Doug ile Galaxyland’ın ötesine yolculuk

Oyunda Doug adında bir lise öğrencisini kontrol ediyoruz. Bir etkinlikten kız arkadaşı ile beraber evlerine dönmüşlerdir. Açıkçası burada biraz kafamızı karıştırdılar çünkü üzerlerindeki elbiseler orta çağ tarzı. Gelgelelim Doug’un evini ve ailesini gelince etkinliğin bir cosplay etkinliği olabileceğini az buçuk tahmin ediyoruz. Derken işler kısa sürede çığırından çıkar. Evet, hikayeye hızlı giriş yapıyor oyun. Doug, kız arkadaşına hamsteri Boom Boom’u göstermek ister. Evine girip dışarı çıktığında ise kız arkadaşı ortada yoktur ve Boom Boom da ani bir hamle ile kaçar.
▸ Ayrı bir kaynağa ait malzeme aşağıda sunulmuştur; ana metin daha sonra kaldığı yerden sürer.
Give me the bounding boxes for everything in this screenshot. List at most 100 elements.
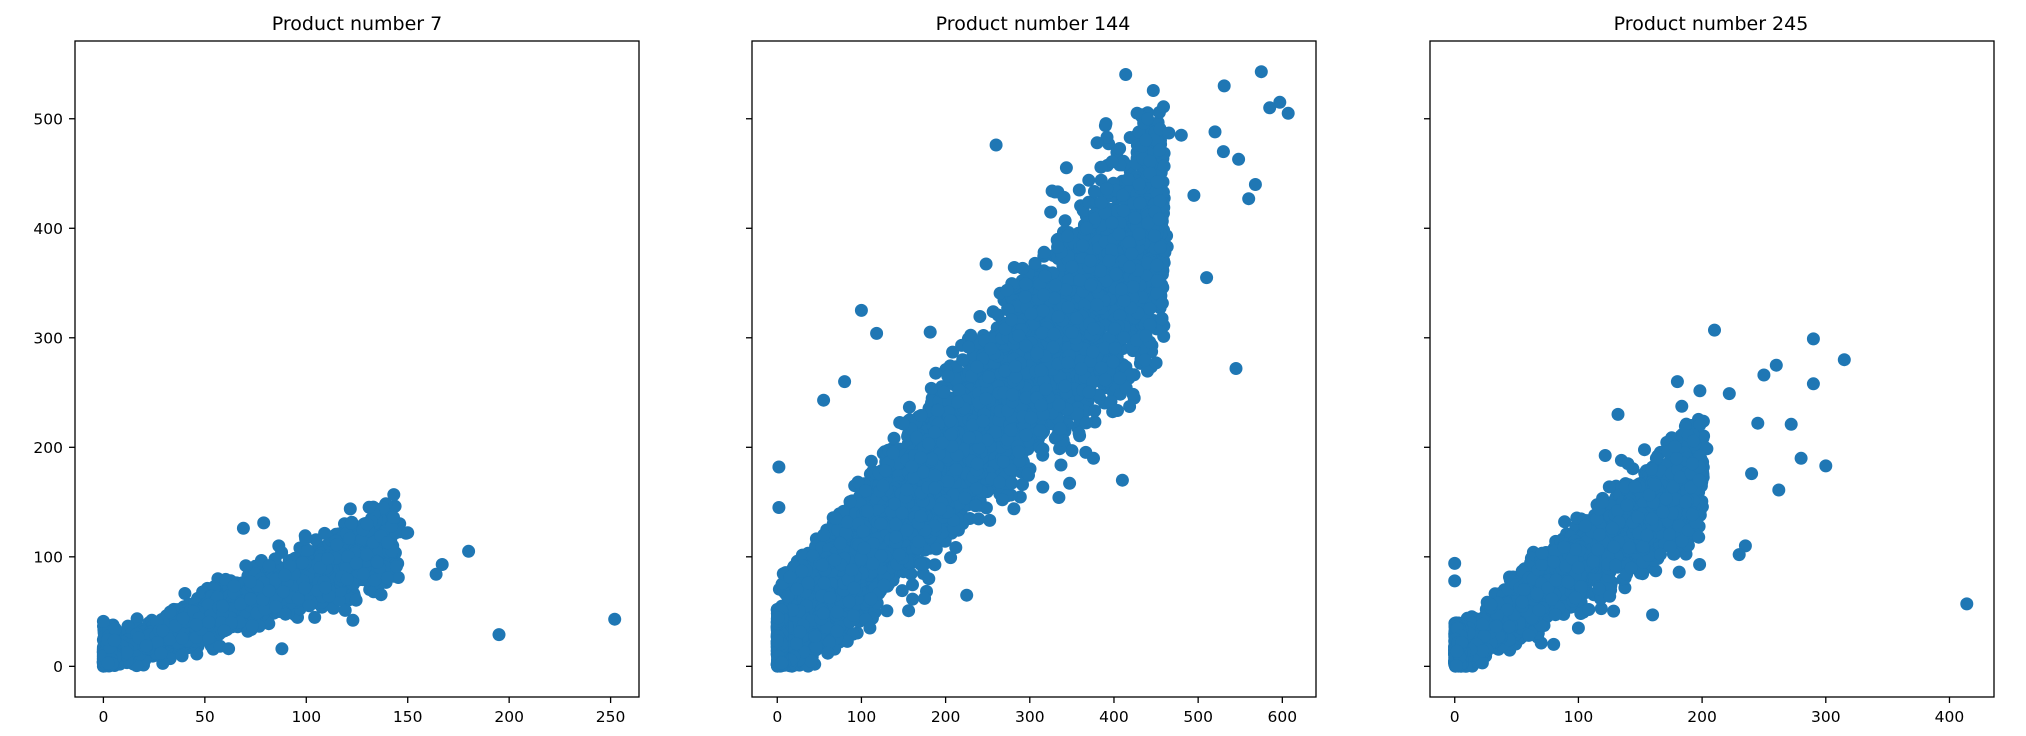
data-point bbox=[176, 611, 190, 625]
outlier-point bbox=[96, 614, 110, 628]
outlier-point bbox=[360, 517, 374, 531]
data-point bbox=[201, 598, 215, 612]
data-point bbox=[1007, 502, 1021, 516]
data-point bbox=[243, 575, 257, 589]
y-tick-label: 200 bbox=[33, 439, 63, 457]
data-point bbox=[156, 624, 170, 638]
data-point bbox=[217, 624, 231, 638]
data-point bbox=[360, 548, 374, 562]
data-point bbox=[349, 556, 363, 570]
data-point bbox=[1146, 84, 1160, 97]
data-point bbox=[349, 593, 363, 607]
subplot-1: Product number 7 0 50 100 150 200 25001002003… bbox=[33, 13, 640, 726]
data-point bbox=[269, 600, 283, 614]
data-point bbox=[130, 612, 144, 626]
data-point bbox=[163, 605, 177, 619]
data-point bbox=[139, 639, 153, 653]
data-point bbox=[239, 559, 253, 573]
data-point bbox=[132, 631, 146, 645]
data-point bbox=[163, 632, 177, 646]
x-tick-label: 100 bbox=[291, 708, 321, 726]
data-point bbox=[227, 579, 241, 593]
data-point bbox=[296, 556, 310, 570]
data-point bbox=[380, 571, 394, 585]
outlier-point bbox=[462, 544, 476, 558]
outlier-point bbox=[492, 628, 506, 642]
subplot-2: Product number 144 0 100 200 300 400 500 600 bbox=[746, 13, 1317, 726]
x-tick-label: 50 bbox=[195, 708, 215, 726]
outlier-point bbox=[380, 536, 394, 550]
data-point bbox=[120, 646, 134, 660]
y-tick-label: 500 bbox=[33, 110, 63, 128]
x-tick-label: 200 bbox=[494, 708, 524, 726]
outlier-point bbox=[387, 510, 400, 524]
data-point bbox=[343, 502, 357, 516]
data-point bbox=[154, 646, 168, 660]
outlier-point bbox=[275, 642, 289, 656]
x-tick-label: 150 bbox=[393, 708, 423, 726]
data-point bbox=[189, 618, 203, 632]
outlier-point bbox=[429, 567, 443, 581]
data-point bbox=[1082, 173, 1096, 187]
outlier-point bbox=[257, 516, 271, 530]
subplot-title: Product number 144 bbox=[936, 13, 1131, 35]
plot-frame bbox=[74, 40, 640, 698]
outlier-point bbox=[370, 555, 384, 569]
data-point bbox=[245, 619, 259, 633]
outlier-point bbox=[346, 613, 360, 627]
data-point bbox=[298, 581, 312, 595]
data-point bbox=[318, 526, 332, 540]
data-point bbox=[151, 635, 164, 649]
data-point bbox=[949, 541, 963, 554]
data-point bbox=[202, 615, 216, 629]
data-point bbox=[276, 585, 290, 599]
data-point bbox=[262, 584, 276, 598]
data-point bbox=[391, 571, 405, 584]
data-point bbox=[108, 622, 122, 636]
data-point bbox=[308, 610, 322, 624]
data-point bbox=[178, 587, 192, 600]
data-point bbox=[389, 560, 403, 573]
data-point bbox=[321, 552, 335, 566]
data-point bbox=[234, 597, 247, 611]
x-tick-label: 0 bbox=[98, 708, 108, 726]
y-axis: 0 100 200 300 400 500 bbox=[33, 110, 75, 676]
data-point bbox=[906, 578, 919, 592]
data-point bbox=[244, 592, 258, 606]
data-point bbox=[318, 581, 332, 595]
data-point bbox=[291, 592, 305, 606]
data-point bbox=[1058, 214, 1072, 228]
y-tick-label: 0 bbox=[53, 658, 63, 676]
data-point bbox=[299, 532, 313, 546]
data-point bbox=[330, 538, 344, 552]
data-point bbox=[222, 642, 236, 656]
outlier-point bbox=[401, 526, 415, 540]
data-point bbox=[344, 516, 358, 530]
y-tick-label: 300 bbox=[33, 329, 63, 347]
data-point bbox=[376, 501, 390, 515]
data-point bbox=[216, 599, 230, 613]
outlier-point bbox=[435, 558, 449, 571]
data-point bbox=[979, 257, 993, 271]
data-point bbox=[107, 633, 121, 647]
y-tick-label: 400 bbox=[33, 220, 63, 238]
data-point bbox=[302, 599, 316, 613]
data-point bbox=[301, 543, 314, 557]
data-point bbox=[262, 559, 276, 573]
data-point bbox=[202, 631, 216, 645]
outlier-point bbox=[236, 521, 250, 535]
data-point bbox=[175, 631, 189, 645]
data-point bbox=[340, 572, 354, 586]
y-tick-label: 100 bbox=[33, 548, 63, 566]
scatter-points bbox=[96, 488, 622, 673]
scatter-points bbox=[770, 65, 1295, 673]
data-point bbox=[895, 584, 909, 598]
data-point bbox=[362, 500, 376, 514]
outlier-point bbox=[608, 612, 622, 626]
data-point bbox=[1087, 451, 1100, 465]
data-point bbox=[387, 488, 401, 502]
data-point bbox=[175, 649, 189, 663]
subplot-title: Product number 7 bbox=[272, 13, 442, 35]
data-point bbox=[343, 531, 357, 545]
Doug elbette Boom Boom’un peşinden koşar ve tuhaf, insanımsı bir yaratık ile karşılaşır. Ondan kaçarız ve bir portala gireriz. Çok geçmeden anlarız ki dünyamız istila edilmiştir ve bu portallar sayesinde bazı insanlar güvenli bir liman olan Galaxyland’a geçiş yapmıştır. Fakat iyi tarafından bakacak olursanız; Boom Boom da kurtulmuştur ve sevgili rotoblar onun zekasını geliştirmiştir! Sanki seksenlerden kalma kült bir bilim kurgu filminin hikayesi gibi, değil mi? Üstelik tüm bunlar, Beyond Galaxyland’ın ilk 15 dakika içerisinde oluyor ve dur durak bilmeden devam ediyor.
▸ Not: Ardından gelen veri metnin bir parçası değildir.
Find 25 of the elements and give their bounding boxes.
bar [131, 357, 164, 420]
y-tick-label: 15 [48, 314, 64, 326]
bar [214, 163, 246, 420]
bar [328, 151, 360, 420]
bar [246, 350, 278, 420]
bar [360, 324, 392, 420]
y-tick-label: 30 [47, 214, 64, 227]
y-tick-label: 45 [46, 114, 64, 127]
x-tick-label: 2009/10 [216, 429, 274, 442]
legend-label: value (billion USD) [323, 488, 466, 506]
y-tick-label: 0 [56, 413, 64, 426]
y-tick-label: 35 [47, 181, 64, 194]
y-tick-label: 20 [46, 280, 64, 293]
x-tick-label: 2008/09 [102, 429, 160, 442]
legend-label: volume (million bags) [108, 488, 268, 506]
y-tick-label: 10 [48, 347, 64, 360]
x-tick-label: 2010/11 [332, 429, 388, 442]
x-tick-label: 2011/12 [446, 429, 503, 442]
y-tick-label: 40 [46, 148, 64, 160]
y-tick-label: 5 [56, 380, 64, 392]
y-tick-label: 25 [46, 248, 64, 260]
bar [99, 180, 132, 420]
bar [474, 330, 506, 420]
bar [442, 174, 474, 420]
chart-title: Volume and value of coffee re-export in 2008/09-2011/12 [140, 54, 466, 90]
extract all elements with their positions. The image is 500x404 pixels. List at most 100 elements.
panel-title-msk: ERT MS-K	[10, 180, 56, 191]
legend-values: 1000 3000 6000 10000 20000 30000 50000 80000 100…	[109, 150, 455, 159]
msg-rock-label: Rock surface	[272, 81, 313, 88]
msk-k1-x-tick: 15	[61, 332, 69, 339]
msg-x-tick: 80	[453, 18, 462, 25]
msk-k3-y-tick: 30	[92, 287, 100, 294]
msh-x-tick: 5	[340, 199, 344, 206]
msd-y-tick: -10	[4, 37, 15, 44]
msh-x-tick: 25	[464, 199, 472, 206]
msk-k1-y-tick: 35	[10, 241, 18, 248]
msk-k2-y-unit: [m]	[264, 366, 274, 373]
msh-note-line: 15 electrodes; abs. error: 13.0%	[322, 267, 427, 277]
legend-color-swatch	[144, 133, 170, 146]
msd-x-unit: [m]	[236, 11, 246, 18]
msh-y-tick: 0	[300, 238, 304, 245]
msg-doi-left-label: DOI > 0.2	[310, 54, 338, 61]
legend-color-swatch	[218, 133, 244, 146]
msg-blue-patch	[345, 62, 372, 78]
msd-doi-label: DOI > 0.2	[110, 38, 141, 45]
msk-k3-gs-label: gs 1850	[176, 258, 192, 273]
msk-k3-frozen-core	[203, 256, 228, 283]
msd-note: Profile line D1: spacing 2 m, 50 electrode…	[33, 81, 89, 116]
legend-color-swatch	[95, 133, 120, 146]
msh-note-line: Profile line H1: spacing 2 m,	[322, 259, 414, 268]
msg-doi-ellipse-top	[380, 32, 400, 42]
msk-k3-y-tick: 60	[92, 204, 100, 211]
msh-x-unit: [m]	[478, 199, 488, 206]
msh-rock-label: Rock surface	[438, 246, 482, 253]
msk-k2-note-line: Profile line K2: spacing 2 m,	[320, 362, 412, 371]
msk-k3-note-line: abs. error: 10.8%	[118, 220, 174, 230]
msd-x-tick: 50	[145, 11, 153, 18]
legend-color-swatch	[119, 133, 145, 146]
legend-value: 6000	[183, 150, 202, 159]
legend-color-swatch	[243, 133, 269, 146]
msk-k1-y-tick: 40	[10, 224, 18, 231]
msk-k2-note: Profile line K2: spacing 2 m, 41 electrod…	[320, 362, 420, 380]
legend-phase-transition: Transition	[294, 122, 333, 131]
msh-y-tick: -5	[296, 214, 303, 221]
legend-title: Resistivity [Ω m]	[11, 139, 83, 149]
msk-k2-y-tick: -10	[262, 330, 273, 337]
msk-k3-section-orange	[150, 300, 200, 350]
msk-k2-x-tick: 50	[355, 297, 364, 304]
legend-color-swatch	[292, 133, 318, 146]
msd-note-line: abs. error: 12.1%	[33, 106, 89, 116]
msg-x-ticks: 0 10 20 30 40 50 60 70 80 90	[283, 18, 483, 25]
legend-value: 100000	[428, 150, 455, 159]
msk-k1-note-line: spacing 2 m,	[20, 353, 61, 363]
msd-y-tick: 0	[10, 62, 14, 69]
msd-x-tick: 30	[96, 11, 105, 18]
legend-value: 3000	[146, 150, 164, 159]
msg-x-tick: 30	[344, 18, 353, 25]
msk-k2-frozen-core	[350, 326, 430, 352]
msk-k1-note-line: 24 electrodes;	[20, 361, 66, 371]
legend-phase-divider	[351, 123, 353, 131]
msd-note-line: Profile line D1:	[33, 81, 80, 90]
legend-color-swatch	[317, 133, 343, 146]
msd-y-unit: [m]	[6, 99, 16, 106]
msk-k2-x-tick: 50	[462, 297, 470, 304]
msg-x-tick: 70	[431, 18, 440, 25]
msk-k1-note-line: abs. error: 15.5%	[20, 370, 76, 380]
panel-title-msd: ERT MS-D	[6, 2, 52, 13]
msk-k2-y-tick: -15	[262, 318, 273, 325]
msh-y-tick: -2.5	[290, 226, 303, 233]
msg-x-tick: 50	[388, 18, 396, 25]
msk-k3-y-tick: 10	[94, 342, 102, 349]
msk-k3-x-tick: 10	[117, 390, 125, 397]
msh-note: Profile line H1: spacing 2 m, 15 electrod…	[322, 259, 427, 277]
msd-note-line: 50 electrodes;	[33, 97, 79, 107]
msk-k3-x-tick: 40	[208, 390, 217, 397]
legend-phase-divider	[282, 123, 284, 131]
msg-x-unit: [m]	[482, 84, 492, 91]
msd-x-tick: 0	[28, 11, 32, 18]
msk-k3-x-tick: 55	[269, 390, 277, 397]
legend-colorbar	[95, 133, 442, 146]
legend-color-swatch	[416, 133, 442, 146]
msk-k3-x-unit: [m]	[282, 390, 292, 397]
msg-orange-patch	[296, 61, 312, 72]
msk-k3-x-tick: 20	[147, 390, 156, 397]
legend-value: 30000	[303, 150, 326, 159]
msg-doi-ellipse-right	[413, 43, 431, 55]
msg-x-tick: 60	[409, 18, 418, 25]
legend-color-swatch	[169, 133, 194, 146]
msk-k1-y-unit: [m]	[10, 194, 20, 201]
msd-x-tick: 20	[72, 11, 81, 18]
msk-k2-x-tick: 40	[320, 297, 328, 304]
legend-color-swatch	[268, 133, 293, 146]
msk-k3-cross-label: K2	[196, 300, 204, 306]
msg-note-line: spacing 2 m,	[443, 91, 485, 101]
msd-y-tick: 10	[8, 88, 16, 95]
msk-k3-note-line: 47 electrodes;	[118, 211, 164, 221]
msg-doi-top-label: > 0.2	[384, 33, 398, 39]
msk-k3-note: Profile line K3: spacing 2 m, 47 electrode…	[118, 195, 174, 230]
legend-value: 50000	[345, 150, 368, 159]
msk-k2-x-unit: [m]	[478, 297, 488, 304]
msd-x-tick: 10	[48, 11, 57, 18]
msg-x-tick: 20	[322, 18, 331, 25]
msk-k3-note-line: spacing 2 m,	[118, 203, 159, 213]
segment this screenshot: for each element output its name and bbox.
Oyun, 2.5D mekaniklerle harmanlanmış pixel art tarzında sunuluyor. Bu yaklaşım, hem Dünya’daki kısa süren maceramızı hem de evrenin geri kalanına açıkçası farklı bir hava katmış. Üstelik gözü yormuyor. Sebebi de oyunun sizleri envanter ve mekaniklerle ilgili yazılara boğmaması. Bizim için oyunun başlangıcından itibaren bu retro ve futuristik estetik içeren bir şölen oldu. Dediğimiz gibi Doug ve Boom Boom yepyeni bir dünyaya fırlatıldığında işler ilginçleşiyor. Yeni evimiz ve neden orada olduğumuzu robot yardımcılardan öğreniyoruz. Oyunun kahramanı için her şey fazlasıyla karmaşık olsa da, oyuncu olarak bizler bu kaosa gayet hızlı adapte oluyoruz.